The supporting female characters on the show, too, outdo
their counterparts in Mad Men. Libby Masters (Caitlin FitzGerald) as the wife of the philandering leading man is a much more sympathetic and intriguing Betty. While the boss Roger Sterling’s wife and daughter drift in and out of seasons in Mad Men, Margaret (Allison Janney) and Vivian Scully bring those roles to life in Masters. And while secretaries tend to be the butt of jokes (or easily accessed mistresses) on Mad Men, Jane’s story gives us greater insight into their struggles. Throw in a lesbian prostitute, and Masters offers the largest and most compelling range of female characters since Orange Is the New Black — and does so without neglecting the men’s struggles as well.
I won’t champion the show as a feminist manifesto. The characters are products of their time. Virginia seems to have forgiven her on-again-off-again boyfriend Ethan for punching her in the first episode. The guy has somehow turned into a Boy Scout—an unimaginable feat for a character who hit a woman on a show set in present day.
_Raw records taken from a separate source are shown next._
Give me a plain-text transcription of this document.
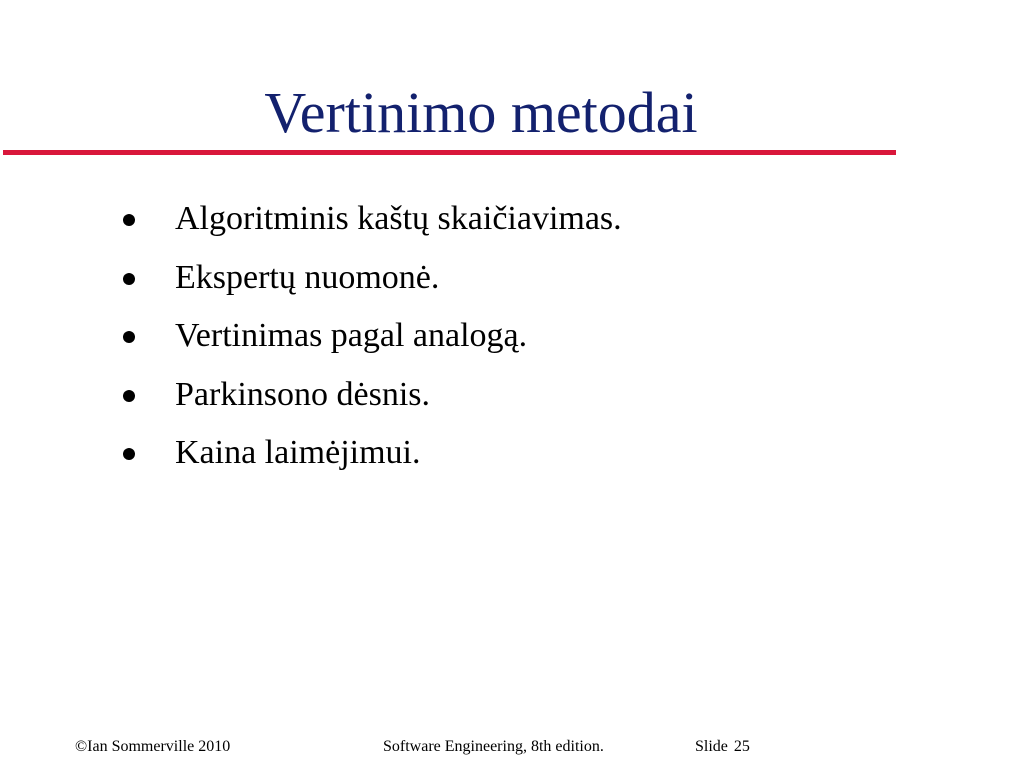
Vertinimo metodai
Algoritminis kaštų skaičiavimas.
Ekspertų nuomonė.
Vertinimas pagal analogą.
Parkinsono dėsnis.
Kaina laimėjimui.
©Ian Sommerville 2010	Software Engineering, 8th edition.	Slide 25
But the final few episodes did a better job passing the Bechdel test than most dramas on television. (Granted, Virgina and Bill were separated for the first time the second-to-last episode this season, forcing her and Lillian to share screen time. And they do spend about half their road trip talking about penis envy. But that conversation, on the feminist scale, still beats Peggy and Joan finally bonding by gossiping about Don and Meghan’s engagement. Now that male-centric dramas like Mad Men, Breaking Bad and Dexter are coming to a close, and Masters has emerged as the most promising new show that aired this year, we’re hoping that television writers will start taking on the task of female drama.